I think that as long as we can the squash properly, and cook it well once opened, we should be fine.  If you are worried you could always freeze your squash or pickle it!  If you are new to canning check out the Presto website for more information.

You will need:
1 Pressure Canner
1 Large Pot
1 Medium Pot
5-7 Quart Canning Jars With Lids
5-7 Teaspoons Salt

A canning funnel, tongs and lid magnet  are great tools that make handling the hot jars a lot easier.
I set up one large pot to blanch the squash, a smaller pot to sterilize the jars and lids and
of course the pressure cooker!


Thoroughly was your squash and zucchini removing any dirt and flower ends.  Cut into 1″ cubes or 1/2″ slices. As I was cutting up my veggies I filled them in the cans to get an idea of how much I was cutting.  I didn’t want to end up with too much or too little.  Since the squash will cook down a little you will need enough squash to fill 1-2 more jars than you plan to can.  Place the veggies in a large pot with just enough water to cover and bring to a boil for 2-3 minutes.

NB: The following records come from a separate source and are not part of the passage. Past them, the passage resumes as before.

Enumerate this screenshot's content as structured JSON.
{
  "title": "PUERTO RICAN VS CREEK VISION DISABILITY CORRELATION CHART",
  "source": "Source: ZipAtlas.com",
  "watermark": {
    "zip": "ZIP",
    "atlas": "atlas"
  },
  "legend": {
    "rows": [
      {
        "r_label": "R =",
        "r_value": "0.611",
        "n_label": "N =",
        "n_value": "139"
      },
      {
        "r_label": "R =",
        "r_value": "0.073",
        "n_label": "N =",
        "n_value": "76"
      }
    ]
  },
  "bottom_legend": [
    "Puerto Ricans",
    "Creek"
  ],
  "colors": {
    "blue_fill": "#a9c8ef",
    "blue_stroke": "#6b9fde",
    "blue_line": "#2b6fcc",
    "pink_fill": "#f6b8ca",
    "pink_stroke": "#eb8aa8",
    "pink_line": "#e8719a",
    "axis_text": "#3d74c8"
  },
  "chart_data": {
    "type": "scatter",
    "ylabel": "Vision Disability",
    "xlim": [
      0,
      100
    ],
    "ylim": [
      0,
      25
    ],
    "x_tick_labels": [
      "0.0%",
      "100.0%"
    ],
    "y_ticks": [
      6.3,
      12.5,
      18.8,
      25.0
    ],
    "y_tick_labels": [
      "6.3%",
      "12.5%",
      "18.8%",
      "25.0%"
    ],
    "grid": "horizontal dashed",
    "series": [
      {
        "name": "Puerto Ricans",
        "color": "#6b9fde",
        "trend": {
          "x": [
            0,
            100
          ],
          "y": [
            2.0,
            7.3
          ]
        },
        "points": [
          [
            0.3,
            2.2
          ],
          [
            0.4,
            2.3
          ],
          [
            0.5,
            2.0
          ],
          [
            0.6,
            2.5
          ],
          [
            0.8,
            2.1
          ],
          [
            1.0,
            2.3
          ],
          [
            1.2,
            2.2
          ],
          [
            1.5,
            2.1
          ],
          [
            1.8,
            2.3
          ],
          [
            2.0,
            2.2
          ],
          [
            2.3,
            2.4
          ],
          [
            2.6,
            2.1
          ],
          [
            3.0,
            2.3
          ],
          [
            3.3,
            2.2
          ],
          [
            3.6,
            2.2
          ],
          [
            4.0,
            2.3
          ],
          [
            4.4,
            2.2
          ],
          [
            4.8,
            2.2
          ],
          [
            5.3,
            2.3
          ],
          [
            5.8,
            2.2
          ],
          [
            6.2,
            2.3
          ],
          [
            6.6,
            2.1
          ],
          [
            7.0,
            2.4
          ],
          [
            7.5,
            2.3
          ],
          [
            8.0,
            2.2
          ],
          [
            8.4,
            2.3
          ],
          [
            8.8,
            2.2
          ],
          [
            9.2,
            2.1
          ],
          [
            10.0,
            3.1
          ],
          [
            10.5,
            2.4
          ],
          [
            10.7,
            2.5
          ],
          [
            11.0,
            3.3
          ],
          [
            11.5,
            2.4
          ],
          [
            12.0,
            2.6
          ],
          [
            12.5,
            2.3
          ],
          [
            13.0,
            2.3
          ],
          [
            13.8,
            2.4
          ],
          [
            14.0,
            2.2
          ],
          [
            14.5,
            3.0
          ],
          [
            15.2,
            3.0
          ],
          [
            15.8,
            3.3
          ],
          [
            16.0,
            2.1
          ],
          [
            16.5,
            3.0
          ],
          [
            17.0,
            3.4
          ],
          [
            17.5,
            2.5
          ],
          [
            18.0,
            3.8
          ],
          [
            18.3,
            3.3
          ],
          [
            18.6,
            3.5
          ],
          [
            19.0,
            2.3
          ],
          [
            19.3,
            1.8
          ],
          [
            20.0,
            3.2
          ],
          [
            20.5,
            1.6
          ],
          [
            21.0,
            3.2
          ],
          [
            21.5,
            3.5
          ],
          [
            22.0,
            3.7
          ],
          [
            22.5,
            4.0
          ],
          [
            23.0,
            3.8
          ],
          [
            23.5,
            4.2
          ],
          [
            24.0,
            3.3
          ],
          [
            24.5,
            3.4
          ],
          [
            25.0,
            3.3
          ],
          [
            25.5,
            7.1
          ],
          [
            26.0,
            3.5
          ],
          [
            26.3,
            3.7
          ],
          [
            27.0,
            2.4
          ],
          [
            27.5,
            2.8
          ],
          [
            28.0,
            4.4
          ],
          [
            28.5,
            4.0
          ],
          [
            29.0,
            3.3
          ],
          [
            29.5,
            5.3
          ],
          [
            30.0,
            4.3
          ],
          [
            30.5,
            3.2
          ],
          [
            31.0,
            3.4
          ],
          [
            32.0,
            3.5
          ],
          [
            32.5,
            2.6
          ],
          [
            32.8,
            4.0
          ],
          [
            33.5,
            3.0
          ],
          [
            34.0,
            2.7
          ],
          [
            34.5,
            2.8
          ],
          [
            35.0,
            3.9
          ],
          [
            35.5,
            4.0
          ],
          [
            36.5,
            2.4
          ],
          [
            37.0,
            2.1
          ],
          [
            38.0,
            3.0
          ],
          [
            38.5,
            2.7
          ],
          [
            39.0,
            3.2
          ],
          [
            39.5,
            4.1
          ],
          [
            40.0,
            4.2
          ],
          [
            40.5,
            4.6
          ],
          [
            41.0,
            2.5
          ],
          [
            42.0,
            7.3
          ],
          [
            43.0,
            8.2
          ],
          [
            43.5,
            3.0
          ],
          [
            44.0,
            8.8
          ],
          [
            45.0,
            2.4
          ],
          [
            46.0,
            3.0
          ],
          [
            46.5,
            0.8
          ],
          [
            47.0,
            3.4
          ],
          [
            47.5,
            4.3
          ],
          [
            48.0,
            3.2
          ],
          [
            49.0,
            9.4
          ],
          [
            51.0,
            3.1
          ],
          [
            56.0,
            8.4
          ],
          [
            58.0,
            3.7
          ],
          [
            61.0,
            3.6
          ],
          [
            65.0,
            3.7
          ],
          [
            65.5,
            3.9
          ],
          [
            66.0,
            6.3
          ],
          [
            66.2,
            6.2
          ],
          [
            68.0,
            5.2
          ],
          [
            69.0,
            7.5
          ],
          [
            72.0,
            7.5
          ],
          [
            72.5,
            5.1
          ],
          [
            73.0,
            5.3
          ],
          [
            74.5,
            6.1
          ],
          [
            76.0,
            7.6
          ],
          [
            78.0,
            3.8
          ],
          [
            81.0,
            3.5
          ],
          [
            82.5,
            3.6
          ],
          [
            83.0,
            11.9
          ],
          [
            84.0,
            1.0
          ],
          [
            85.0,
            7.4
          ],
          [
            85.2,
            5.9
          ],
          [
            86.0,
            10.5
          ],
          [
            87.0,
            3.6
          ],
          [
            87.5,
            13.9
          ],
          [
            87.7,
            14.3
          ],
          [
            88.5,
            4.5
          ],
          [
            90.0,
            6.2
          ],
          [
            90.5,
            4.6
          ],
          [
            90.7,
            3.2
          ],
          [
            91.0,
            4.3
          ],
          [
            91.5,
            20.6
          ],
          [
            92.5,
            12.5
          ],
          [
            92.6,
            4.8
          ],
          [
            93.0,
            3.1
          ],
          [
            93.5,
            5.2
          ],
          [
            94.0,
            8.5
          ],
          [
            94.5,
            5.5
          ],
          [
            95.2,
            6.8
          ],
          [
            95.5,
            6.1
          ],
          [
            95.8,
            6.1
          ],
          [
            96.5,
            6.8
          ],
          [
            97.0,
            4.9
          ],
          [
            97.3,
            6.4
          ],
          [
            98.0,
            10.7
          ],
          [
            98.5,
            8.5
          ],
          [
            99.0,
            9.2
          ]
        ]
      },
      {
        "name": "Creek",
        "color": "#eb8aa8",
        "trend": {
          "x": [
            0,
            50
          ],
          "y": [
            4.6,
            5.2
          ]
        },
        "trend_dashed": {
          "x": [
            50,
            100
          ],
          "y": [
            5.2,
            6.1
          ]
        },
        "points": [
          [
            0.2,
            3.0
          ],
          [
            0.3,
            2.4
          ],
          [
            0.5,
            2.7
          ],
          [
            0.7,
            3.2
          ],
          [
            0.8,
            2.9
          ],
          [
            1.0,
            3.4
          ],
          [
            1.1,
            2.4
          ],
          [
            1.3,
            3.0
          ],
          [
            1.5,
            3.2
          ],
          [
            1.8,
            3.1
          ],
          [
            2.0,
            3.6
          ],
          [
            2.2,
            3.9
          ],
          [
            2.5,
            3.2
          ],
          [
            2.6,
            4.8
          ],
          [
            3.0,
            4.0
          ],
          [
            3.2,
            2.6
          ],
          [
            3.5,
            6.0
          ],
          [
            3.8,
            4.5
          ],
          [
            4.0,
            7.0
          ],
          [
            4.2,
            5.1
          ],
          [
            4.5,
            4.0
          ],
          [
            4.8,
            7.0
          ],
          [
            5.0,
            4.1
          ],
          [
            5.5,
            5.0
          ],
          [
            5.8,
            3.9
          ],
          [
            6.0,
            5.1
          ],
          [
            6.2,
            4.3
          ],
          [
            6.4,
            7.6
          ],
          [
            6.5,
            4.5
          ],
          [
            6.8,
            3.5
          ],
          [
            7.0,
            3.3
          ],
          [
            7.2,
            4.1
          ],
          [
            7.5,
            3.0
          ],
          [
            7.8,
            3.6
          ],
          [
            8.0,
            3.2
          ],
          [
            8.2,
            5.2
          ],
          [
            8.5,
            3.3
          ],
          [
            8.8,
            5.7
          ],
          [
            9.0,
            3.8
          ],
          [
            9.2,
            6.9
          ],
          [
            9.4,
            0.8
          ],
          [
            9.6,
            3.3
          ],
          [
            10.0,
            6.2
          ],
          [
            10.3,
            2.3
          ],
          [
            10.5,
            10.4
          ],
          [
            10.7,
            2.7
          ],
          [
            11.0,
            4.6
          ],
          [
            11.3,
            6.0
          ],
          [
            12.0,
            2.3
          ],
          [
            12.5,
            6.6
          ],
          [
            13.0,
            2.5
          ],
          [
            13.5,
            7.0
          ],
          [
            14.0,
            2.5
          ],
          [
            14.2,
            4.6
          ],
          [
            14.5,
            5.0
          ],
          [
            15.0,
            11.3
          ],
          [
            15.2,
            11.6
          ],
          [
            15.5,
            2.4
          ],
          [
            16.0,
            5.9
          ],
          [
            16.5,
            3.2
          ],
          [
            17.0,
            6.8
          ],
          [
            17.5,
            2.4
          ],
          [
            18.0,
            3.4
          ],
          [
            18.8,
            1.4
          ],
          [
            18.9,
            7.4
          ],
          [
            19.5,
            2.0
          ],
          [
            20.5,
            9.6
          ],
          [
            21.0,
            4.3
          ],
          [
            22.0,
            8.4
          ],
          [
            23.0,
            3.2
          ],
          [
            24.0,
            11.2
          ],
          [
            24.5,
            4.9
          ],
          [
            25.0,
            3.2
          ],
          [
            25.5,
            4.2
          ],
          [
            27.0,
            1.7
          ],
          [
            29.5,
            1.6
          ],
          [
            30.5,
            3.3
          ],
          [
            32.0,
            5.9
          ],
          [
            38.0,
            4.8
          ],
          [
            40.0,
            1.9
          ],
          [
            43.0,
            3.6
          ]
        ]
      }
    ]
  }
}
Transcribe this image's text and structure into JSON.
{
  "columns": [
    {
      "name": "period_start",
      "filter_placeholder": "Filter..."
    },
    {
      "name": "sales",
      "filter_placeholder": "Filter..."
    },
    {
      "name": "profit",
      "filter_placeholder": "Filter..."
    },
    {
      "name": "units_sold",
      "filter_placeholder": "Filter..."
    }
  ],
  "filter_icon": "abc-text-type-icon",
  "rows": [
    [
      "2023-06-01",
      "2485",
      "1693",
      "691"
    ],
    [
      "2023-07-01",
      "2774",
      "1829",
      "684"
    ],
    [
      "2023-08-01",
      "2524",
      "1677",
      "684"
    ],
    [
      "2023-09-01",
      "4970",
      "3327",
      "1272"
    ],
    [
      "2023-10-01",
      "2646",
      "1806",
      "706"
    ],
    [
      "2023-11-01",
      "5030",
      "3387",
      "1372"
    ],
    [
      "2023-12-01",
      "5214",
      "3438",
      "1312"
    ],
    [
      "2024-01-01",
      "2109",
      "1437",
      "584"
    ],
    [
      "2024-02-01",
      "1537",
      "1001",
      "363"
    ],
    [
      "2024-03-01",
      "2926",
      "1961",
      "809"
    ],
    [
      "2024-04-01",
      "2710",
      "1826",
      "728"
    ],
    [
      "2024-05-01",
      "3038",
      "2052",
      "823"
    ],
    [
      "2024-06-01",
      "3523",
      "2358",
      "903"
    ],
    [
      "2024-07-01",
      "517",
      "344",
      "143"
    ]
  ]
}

While your squash is coming to a boil,sanitize your jars and lids in a smaller pot of boiling water. Fill the hot jars with your squash and the water it was blanched in leaving a 1″ head space.  Add 1 teaspoon of salt per jar and make sure to remove any air bubbles. Wipe the rims with a clean damp cloth to remove any seeds or pulp.  Hand tighten lids and place into your canner.  Process at 10 lbs for 40 minutes.
 Follow the manufacturers instructions for your canner.